Running on trails

Running on trails: Why trail running is good

If you spend most of your training time running on roads, tracks and other hard surfaces, you might want to consider changing your regular routes to include trail running.

Sometimes running on roads begins to feel like a chore. Running on trails might be just what you need to change your frame of mind.

 

Why do I recommend that you run on trails?

I was reminded of this one day while I was out hiking in the Mountains. In the middle of my blissfully quiet hike, we suddenly heard hooting and hollering. Looking around to find out where the noise was coming from, we saw a pack of sweaty trail runners coming down the hill towards me.
They were laughing and joking and making all sorts of noise. I stepped aside to let them pass, and I found myself wishing I could join them. Why? Because running on trails is the most fun you’ll ever have while running. Seriously.

The group of trail runners that day was making lots of noise because they were in a pack, but this isn’t always the case. You can find lots of solitude with trail running. There are long periods where you leave the noise of the city behind you. The only things you’ll hear are your footsteps and breathing, along with the birds singing in the trees.

 

Running in nature is good for you

There are also a number of physiological benefits that you will enjoy if you make trail running part of your running program. Here are some of the reasons that you will want to seriously consider running on trails.

 

Trail running

 

Trail Running is Easier on Your Body

Because trails are comprised of softer surfaces than running on the road, you’ll get better shock absorption.

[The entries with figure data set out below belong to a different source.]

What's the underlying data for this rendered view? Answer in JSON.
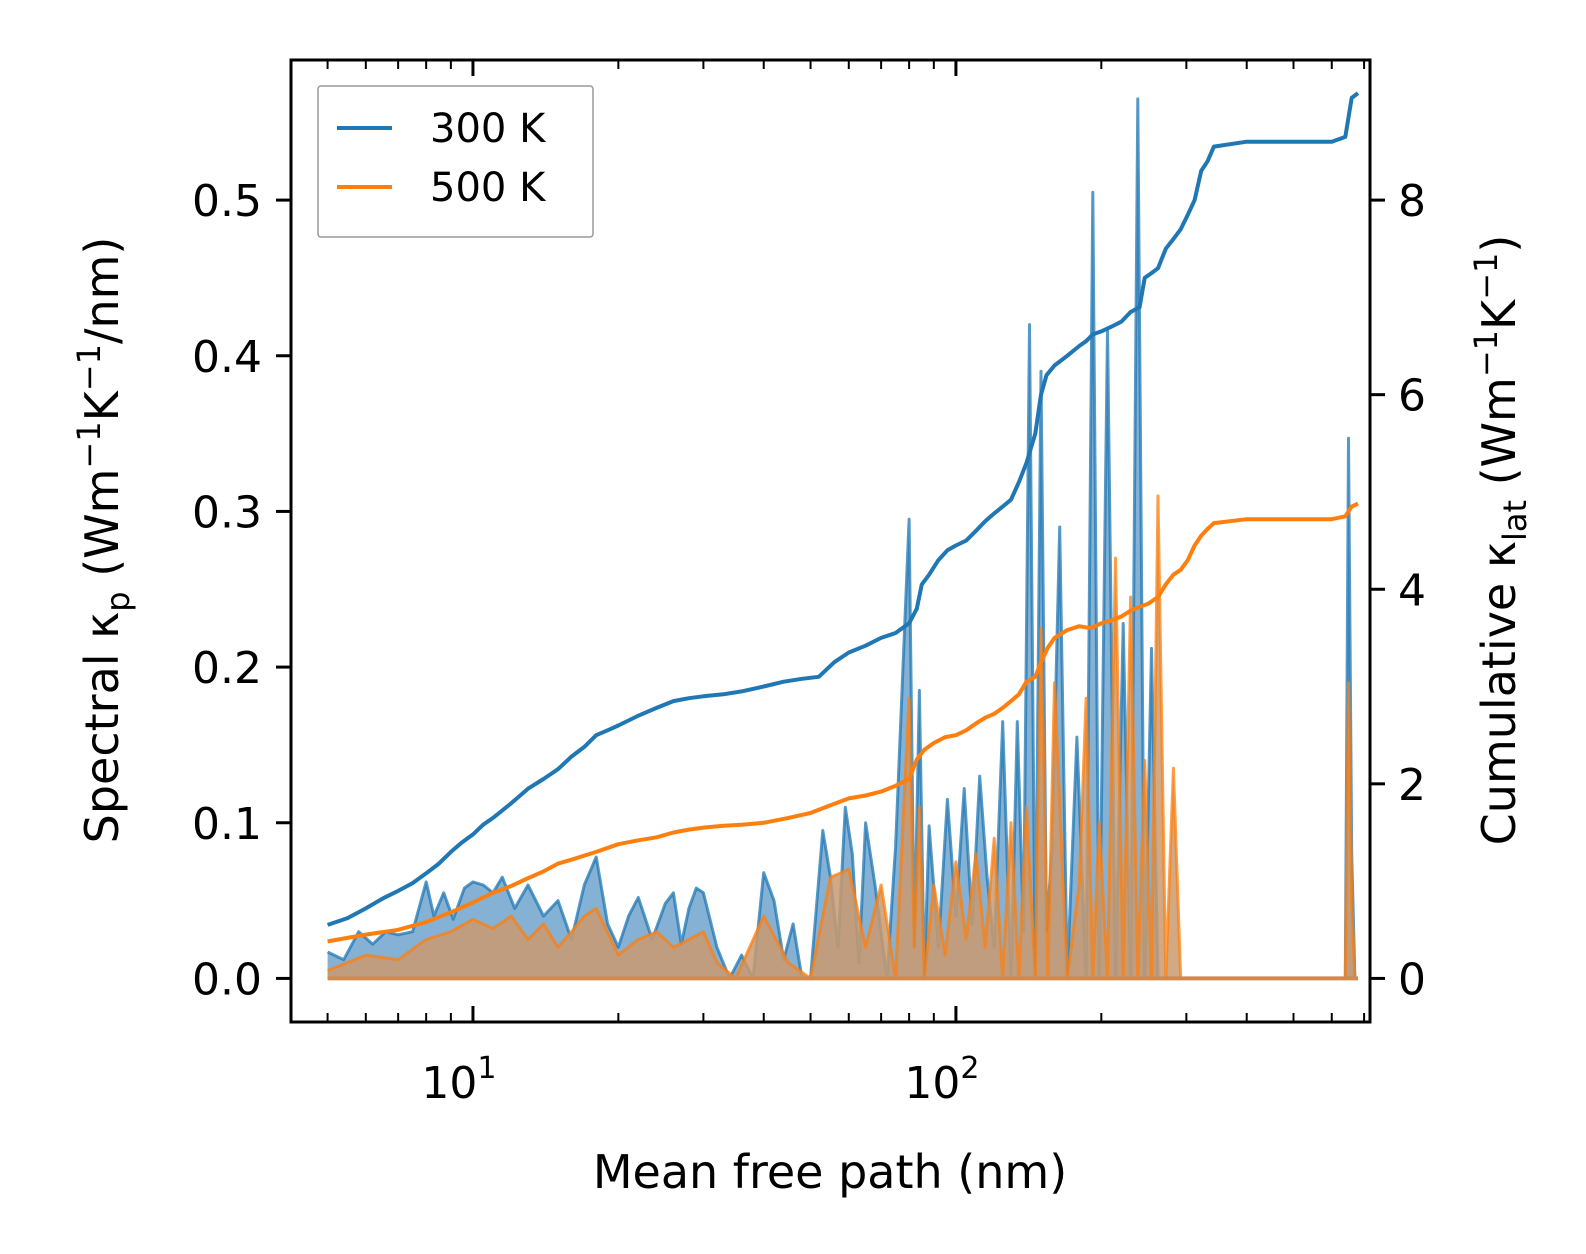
{
  "chart_data": {
    "type": "line",
    "title": "",
    "xlabel": "Mean free path (nm)",
    "ylabel_left": {
      "main": "Spectral κ",
      "sub": "p",
      "mid": " (Wm",
      "sup1": "−1",
      "mid2": "K",
      "sup2": "−1",
      "tail": "/nm)"
    },
    "ylabel_right": {
      "main": "Cumulative κ",
      "sub": "lat",
      "mid": " (Wm",
      "sup1": "−1",
      "mid2": "K",
      "sup2": "−1",
      "tail": ")"
    },
    "xscale": "log",
    "xlim": [
      4.2,
      720
    ],
    "ylim_left": [
      -0.028,
      0.59
    ],
    "ylim_right": [
      -0.448,
      9.44
    ],
    "x_ticks": [
      {
        "value": 10,
        "base": "10",
        "exp": "1"
      },
      {
        "value": 100,
        "base": "10",
        "exp": "2"
      }
    ],
    "y_ticks_left": [
      "0.0",
      "0.1",
      "0.2",
      "0.3",
      "0.4",
      "0.5"
    ],
    "y_ticks_right": [
      "0",
      "2",
      "4",
      "6",
      "8"
    ],
    "legend": {
      "position": "top-left",
      "entries": [
        "300 K",
        "500 K"
      ]
    },
    "colors": {
      "s300": "#1f77b4",
      "s500": "#ff7f0e",
      "fill300": "#6fa3cc",
      "fill500": "#c99a6e"
    },
    "spectral": [
      {
        "name": "300 K",
        "x": [
          5,
          5.4,
          5.8,
          6.2,
          6.6,
          7,
          7.5,
          8,
          8.3,
          8.7,
          9.1,
          9.6,
          10,
          10.5,
          11,
          11.5,
          12.2,
          13,
          14,
          15,
          16,
          17,
          18,
          19,
          20,
          21,
          22,
          23.5,
          25,
          26,
          27,
          28,
          29,
          30,
          32,
          34,
          36,
          38,
          40,
          42,
          44,
          46,
          48,
          50,
          53,
          55,
          57,
          59,
          61,
          63,
          65,
          68,
          72,
          75,
          80,
          82,
          84,
          86,
          88,
          92,
          96,
          100,
          104,
          108,
          112,
          116,
          120,
          125,
          130,
          134,
          138,
          142,
          146,
          150,
          154,
          158,
          164,
          170,
          178,
          186,
          192,
          198,
          206,
          214,
          222,
          230,
          238,
          246,
          254,
          262,
          272,
          282,
          292,
          302,
          312,
          322,
          332,
          342,
          352,
          362,
          372,
          382,
          392,
          640,
          650,
          660,
          670,
          680
        ],
        "y": [
          0.017,
          0.012,
          0.03,
          0.022,
          0.03,
          0.028,
          0.03,
          0.062,
          0.04,
          0.055,
          0.038,
          0.058,
          0.062,
          0.06,
          0.055,
          0.065,
          0.045,
          0.06,
          0.04,
          0.05,
          0.025,
          0.06,
          0.078,
          0.035,
          0.02,
          0.04,
          0.052,
          0.025,
          0.048,
          0.055,
          0.022,
          0.045,
          0.058,
          0.055,
          0.02,
          0.0,
          0.015,
          0.0,
          0.068,
          0.05,
          0.012,
          0.035,
          0.0,
          0.0,
          0.095,
          0.065,
          0.02,
          0.11,
          0.08,
          0.01,
          0.1,
          0.06,
          0.0,
          0.085,
          0.295,
          0.02,
          0.185,
          0.0,
          0.098,
          0.02,
          0.115,
          0.04,
          0.122,
          0.035,
          0.13,
          0.065,
          0.02,
          0.165,
          0.0,
          0.165,
          0.03,
          0.42,
          0.0,
          0.39,
          0.03,
          0.082,
          0.29,
          0.0,
          0.155,
          0.0,
          0.505,
          0.0,
          0.417,
          0.0,
          0.228,
          0.0,
          0.565,
          0.0,
          0.212,
          0.0,
          0.0,
          0.0,
          0.0,
          0.0,
          0.0,
          0.0,
          0.0,
          0.0,
          0.0,
          0.0,
          0.0,
          0.0,
          0.0,
          0.0,
          0.347,
          0.08,
          0.0,
          0.0
        ]
      },
      {
        "name": "500 K",
        "x": [
          5,
          6,
          7,
          8,
          9,
          10,
          11,
          12,
          13,
          14,
          15,
          16,
          17,
          18,
          20,
          22,
          24,
          26,
          28,
          30,
          32,
          35,
          40,
          45,
          50,
          55,
          60,
          65,
          70,
          75,
          80,
          82,
          84,
          86,
          90,
          95,
          100,
          105,
          110,
          115,
          120,
          125,
          130,
          135,
          140,
          146,
          150,
          155,
          160,
          170,
          180,
          186,
          192,
          198,
          206,
          214,
          222,
          230,
          238,
          246,
          254,
          262,
          272,
          282,
          292,
          302,
          312,
          322,
          332,
          342,
          352,
          362,
          372,
          382,
          392,
          640,
          650,
          660,
          670,
          680
        ],
        "y": [
          0.005,
          0.015,
          0.012,
          0.025,
          0.03,
          0.038,
          0.032,
          0.04,
          0.025,
          0.035,
          0.02,
          0.03,
          0.04,
          0.045,
          0.015,
          0.025,
          0.03,
          0.02,
          0.025,
          0.03,
          0.01,
          0.0,
          0.04,
          0.01,
          0.0,
          0.065,
          0.07,
          0.02,
          0.06,
          0.0,
          0.18,
          0.02,
          0.11,
          0.0,
          0.06,
          0.015,
          0.075,
          0.025,
          0.08,
          0.02,
          0.09,
          0.0,
          0.1,
          0.0,
          0.11,
          0.0,
          0.225,
          0.0,
          0.19,
          0.0,
          0.06,
          0.18,
          0.0,
          0.1,
          0.0,
          0.27,
          0.0,
          0.245,
          0.0,
          0.14,
          0.0,
          0.31,
          0.0,
          0.135,
          0.0,
          0.0,
          0.0,
          0.0,
          0.0,
          0.0,
          0.0,
          0.0,
          0.0,
          0.0,
          0.0,
          0.0,
          0.19,
          0.05,
          0.0,
          0.0
        ]
      }
    ],
    "cumulative": [
      {
        "name": "300 K",
        "x": [
          5,
          5.5,
          6,
          6.5,
          7,
          7.5,
          8,
          8.5,
          9,
          9.5,
          10,
          10.5,
          11,
          12,
          13,
          14,
          15,
          16,
          17,
          18,
          19,
          20,
          22,
          24,
          26,
          28,
          30,
          33,
          36,
          40,
          44,
          48,
          52,
          56,
          60,
          65,
          70,
          75,
          80,
          83,
          85,
          88,
          92,
          96,
          100,
          105,
          110,
          115,
          120,
          125,
          130,
          135,
          140,
          146,
          150,
          154,
          160,
          170,
          180,
          186,
          192,
          200,
          210,
          220,
          230,
          240,
          246,
          254,
          262,
          272,
          282,
          292,
          302,
          312,
          322,
          332,
          342,
          400,
          500,
          600,
          640,
          660,
          680
        ],
        "y": [
          0.55,
          0.62,
          0.72,
          0.82,
          0.9,
          0.98,
          1.08,
          1.18,
          1.3,
          1.4,
          1.48,
          1.58,
          1.65,
          1.8,
          1.95,
          2.05,
          2.15,
          2.28,
          2.38,
          2.5,
          2.55,
          2.6,
          2.7,
          2.78,
          2.85,
          2.88,
          2.9,
          2.92,
          2.95,
          3.0,
          3.05,
          3.08,
          3.1,
          3.25,
          3.35,
          3.42,
          3.5,
          3.55,
          3.65,
          3.8,
          4.05,
          4.15,
          4.3,
          4.4,
          4.45,
          4.5,
          4.6,
          4.7,
          4.78,
          4.85,
          4.92,
          5.1,
          5.3,
          5.6,
          6.0,
          6.2,
          6.3,
          6.4,
          6.5,
          6.55,
          6.62,
          6.65,
          6.7,
          6.75,
          6.85,
          6.9,
          7.2,
          7.25,
          7.3,
          7.5,
          7.6,
          7.7,
          7.85,
          8.0,
          8.3,
          8.4,
          8.55,
          8.6,
          8.6,
          8.6,
          8.65,
          9.05,
          9.1
        ]
      },
      {
        "name": "500 K",
        "x": [
          5,
          6,
          7,
          8,
          9,
          10,
          11,
          12,
          13,
          14,
          15,
          16,
          18,
          20,
          22,
          24,
          26,
          28,
          30,
          33,
          36,
          40,
          45,
          50,
          55,
          60,
          65,
          70,
          75,
          80,
          83,
          86,
          90,
          95,
          100,
          105,
          110,
          115,
          120,
          125,
          130,
          135,
          140,
          146,
          150,
          155,
          160,
          170,
          180,
          190,
          200,
          210,
          220,
          230,
          240,
          250,
          262,
          272,
          282,
          292,
          302,
          312,
          322,
          332,
          342,
          400,
          500,
          600,
          640,
          660,
          680
        ],
        "y": [
          0.38,
          0.45,
          0.5,
          0.58,
          0.68,
          0.78,
          0.88,
          0.95,
          1.03,
          1.1,
          1.18,
          1.22,
          1.3,
          1.38,
          1.42,
          1.45,
          1.5,
          1.53,
          1.55,
          1.57,
          1.58,
          1.6,
          1.65,
          1.7,
          1.78,
          1.85,
          1.88,
          1.92,
          1.98,
          2.05,
          2.25,
          2.35,
          2.42,
          2.48,
          2.5,
          2.55,
          2.62,
          2.68,
          2.72,
          2.78,
          2.85,
          2.92,
          3.05,
          3.1,
          3.25,
          3.4,
          3.5,
          3.58,
          3.62,
          3.6,
          3.65,
          3.68,
          3.72,
          3.78,
          3.82,
          3.85,
          3.92,
          4.05,
          4.15,
          4.2,
          4.3,
          4.45,
          4.55,
          4.62,
          4.68,
          4.72,
          4.72,
          4.72,
          4.75,
          4.85,
          4.88
        ]
      }
    ]
  }
}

When you’re young you might not notice the difference, but get beyond the age of 50 and you may have to seek out softer surfaces more and more often.

Long term running on hard surfaces is hard on our hip and knee joints as well as our feet, ankles and back. Trail running is kinder to all of these parts of your body.

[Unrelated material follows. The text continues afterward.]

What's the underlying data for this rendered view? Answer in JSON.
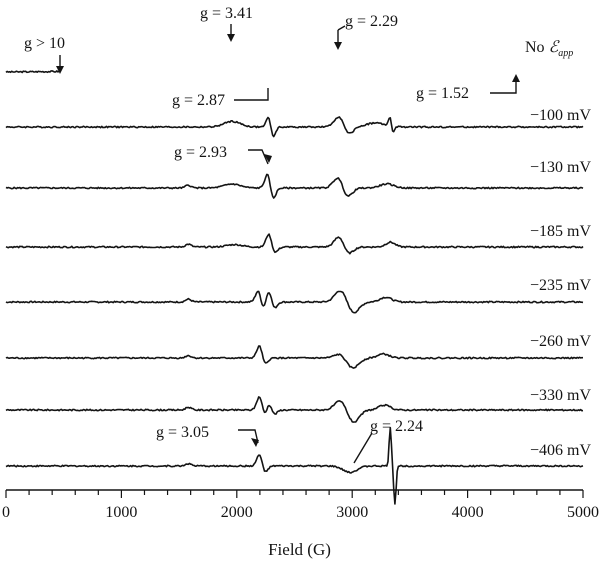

In a survey given to ultra-trail runners, they reported that their legs were not nearly as sore after a 50-mile trail run as when they ran only a 26.2 mile marathon on the road. Twice the distance run on trails and noticeably less sore!

In addition to this, they also said that it took longer for them to recover from the marathon – once again, half the distance on the road and a longer recovery because of all the pounding on a hard surface.

 

Trail Runners Have Fewer Injuries

When we run on flat, hard road surfaces, we are putting the lower half of our bodies through the same repetitive movements. As a result, we tend to stress the same parts (muscles, ligaments, tendons) over and over again, eventually causing weaknesses in some areas.

Trail surfaces, on the other hand, are uneven. They constantly challenge you to alter your stride, change your speed, lift your legs, and change the angles where you plant your feet on the ground.

Because you use your legs in a wider variety of movements, your entire muscular system begins to adapt to a wider range of motion, taking a lot of the stress off the areas that road running overuses.
Trail runners who spend a significant portion of their training time on trails report virtually no injuries. We often think that trail runners would be more likely to experience ankle sprains because of the uneven surface. This is not the case.

 

Running That Uses More Energy

You might be wondering why working harder (using more energy) is a good thing, right? Bear with me – I’ll explain.

First of all, trail running gives you a better workout than running on flat, hard road surfaces. We use about 15% more energy when we run on soft surfaces. To put this in context, if you go out for a seven mile trail run, the benefit will be similar to running over 8 miles. So you get an extra mile of cardiovascular benefit on that run.

To go along with this extra energy expended, you will also be burning more calories. (If you’re trying to drop that little bit of extra weight you gained over the holidays – this might be one way to do it.)

Expending extra energy during training on uneven surfaces translates to better performance on the road in races. It will feel easier when you return to the road and you will be able to run faster.

 

Trail Running helps you become More Flexible

Because of the constantly changing terrain on trails, your ankles, knees and hip joints will become stronger. And because of the stronger joints, the supporting ligaments and tendons also become stronger.

As these parts of your body strengthen, the joints are able to move better before becoming strained. You’ll be more flexible.

 

 

Running Trails is Not Boring

Road running, especially along the same routes day after day, week after week, becomes boring. Trail running is never boring.

Not only can you enjoy the scenery of nature while you’re putting in your miles, but you are also escaping the noise, pollution, and traffic of the city. You’ll feel more peaceful while you run. It will feel like less of a chore. It’s calming.

And around every corner is something interesting – rocks, fallen trees, animals, a lake, maybe even another person. Even the little things like changes in terrain, tree roots and uneven surfaces keep things interesting and fun.

You have to watch where you’re going, pay attention to each footstep, climb hills, run around corners, jump over rocks in a constantly changing environment.

Even if you run the same trails each week, things look different with seasons and conditions change with the weather patterns. You won’t get bored. (Your dog will like it more, too.)

I hope I’ve convinced you that it’s good to incorporate trail running into your training schedule. There is no limit to how much you should do – do as much trail running as possible!

It’s worth the extra effort to find some trails within a short driving distance of where you live and work, and take advantage of using them as often as possible. You have a lot to gain by trying it, both mentally and physically.